Der 32-jährige David van Wijnkoop ist seit Mai 2019 Cheftrainer der alpinen Snowboarder. Nach einer erfolgreichen Saison hat er den Anspruch, mit seinen Athletinnen und Athleten «in jedem Bereich» besser zu werden.

Der Mann sprüht vor Tatendrang, das ist unüberhörbar. Und an Kreativität mangelt es auch nicht, wenn es um die Planung der Zukunft geht. David van Wijnkoop steht vor seinem zweiten Winter als Cheftrainer der alpinen Snowboarder und sagt: «Dieser Job ist eine grossartige Herausforderung.»

Der Name Van Wijnkoop stammt, unschwer zu erraten, aus Holland. Aber eine Verbindung zu jenem Land existiert nicht mehr, zumal schon seine Eltern in der Schweiz geboren wurden. David wächst in Bern auf, spricht kein Holländisch und hat auch nur eine Staatsbürgerschaft. Als sich die Eltern trennen, zieht er mit seiner Mutter ins Bündnerland, besucht in Chur das Gymnasium und entdeckt in den Bergen das Snowboarden.

Der 32-jährige Van Wijnkoop wächst in einer musikalischen Familie auf, in seiner Jugend spielt er Waldhorn und Schlagzeug.
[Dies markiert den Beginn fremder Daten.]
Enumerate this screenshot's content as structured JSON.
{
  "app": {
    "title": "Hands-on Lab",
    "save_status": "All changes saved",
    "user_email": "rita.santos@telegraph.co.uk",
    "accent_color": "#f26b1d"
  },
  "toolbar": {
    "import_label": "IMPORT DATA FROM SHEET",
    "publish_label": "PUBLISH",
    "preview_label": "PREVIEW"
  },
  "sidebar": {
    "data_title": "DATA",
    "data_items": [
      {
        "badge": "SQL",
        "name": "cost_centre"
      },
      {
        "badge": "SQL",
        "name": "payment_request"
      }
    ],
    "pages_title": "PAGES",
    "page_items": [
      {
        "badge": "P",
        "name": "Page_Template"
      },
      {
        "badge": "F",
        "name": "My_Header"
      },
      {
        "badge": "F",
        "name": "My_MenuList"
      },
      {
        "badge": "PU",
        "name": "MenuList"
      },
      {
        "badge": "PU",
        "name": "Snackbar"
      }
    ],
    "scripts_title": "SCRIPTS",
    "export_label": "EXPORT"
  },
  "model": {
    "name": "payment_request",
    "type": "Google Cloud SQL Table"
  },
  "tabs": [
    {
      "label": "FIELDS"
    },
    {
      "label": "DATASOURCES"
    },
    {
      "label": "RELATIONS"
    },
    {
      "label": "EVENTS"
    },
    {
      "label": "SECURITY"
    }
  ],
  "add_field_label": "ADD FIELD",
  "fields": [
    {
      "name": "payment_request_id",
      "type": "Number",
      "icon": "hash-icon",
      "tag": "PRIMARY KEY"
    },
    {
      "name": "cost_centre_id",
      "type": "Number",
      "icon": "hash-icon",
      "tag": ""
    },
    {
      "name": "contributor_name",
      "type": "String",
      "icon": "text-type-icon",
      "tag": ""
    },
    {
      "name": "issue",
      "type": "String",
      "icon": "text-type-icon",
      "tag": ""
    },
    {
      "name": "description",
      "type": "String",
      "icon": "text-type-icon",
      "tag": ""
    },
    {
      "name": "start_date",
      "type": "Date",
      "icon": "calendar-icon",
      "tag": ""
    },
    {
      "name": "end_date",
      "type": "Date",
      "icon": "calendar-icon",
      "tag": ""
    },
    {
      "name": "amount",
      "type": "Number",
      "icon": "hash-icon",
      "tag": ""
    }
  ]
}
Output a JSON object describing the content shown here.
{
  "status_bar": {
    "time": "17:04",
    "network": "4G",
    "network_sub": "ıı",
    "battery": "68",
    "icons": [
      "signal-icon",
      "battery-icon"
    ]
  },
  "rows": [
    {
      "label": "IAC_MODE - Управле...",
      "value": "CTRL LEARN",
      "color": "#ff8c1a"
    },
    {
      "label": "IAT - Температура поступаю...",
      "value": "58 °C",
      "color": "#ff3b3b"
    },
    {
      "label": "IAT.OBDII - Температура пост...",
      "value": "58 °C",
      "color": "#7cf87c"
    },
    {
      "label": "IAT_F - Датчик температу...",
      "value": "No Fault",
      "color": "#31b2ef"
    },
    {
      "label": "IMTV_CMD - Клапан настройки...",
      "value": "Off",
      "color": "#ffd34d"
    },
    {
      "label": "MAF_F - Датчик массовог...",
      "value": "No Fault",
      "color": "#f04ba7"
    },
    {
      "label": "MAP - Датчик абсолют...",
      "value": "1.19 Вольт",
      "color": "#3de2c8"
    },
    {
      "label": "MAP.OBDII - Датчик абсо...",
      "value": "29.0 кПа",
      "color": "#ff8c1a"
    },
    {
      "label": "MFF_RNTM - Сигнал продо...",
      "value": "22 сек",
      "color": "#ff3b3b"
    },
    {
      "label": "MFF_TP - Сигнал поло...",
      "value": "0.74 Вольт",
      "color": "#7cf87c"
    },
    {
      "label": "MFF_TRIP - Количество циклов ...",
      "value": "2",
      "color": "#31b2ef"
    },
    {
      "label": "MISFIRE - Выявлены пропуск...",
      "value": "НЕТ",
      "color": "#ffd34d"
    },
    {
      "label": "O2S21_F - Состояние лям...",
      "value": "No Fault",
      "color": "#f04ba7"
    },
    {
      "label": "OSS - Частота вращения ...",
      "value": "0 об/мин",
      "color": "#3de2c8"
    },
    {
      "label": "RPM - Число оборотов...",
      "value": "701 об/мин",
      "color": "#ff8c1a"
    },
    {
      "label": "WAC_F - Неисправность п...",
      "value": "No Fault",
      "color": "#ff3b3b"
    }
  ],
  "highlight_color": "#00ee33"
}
Aber die grösste Leidenschaft entwickelt er für den Sport. Vieles probiert er aus, an vielem hat er Spass, an Fussball und Unihockey, auch an Kampfsportarten. Aber als ihm sein Götti in jungen Jahren ein Snowboard schenkt, fasziniert ihn das mehr als alles andere. Er möchte die Kunst beherrschen, damit elegant und schnell im Schnee unterwegs zu sein.

Der Rücktritt als Athlet mit 24

Sein Talent bleibt nicht im Verborgenen, aber 2007 muss er einen schweren Rückschlag verkraften. In Bad Gastein möchte er an der Junioren-WM für Furore sorgen, aber dann kommt es fernab der Rennstrecke zu einem verhängnisvollen Zusammenprall mit einem Skifahrer. Van Wijnkoop erleidet einen Kniescheibenbruch und muss ein ganzes Jahr pausieren.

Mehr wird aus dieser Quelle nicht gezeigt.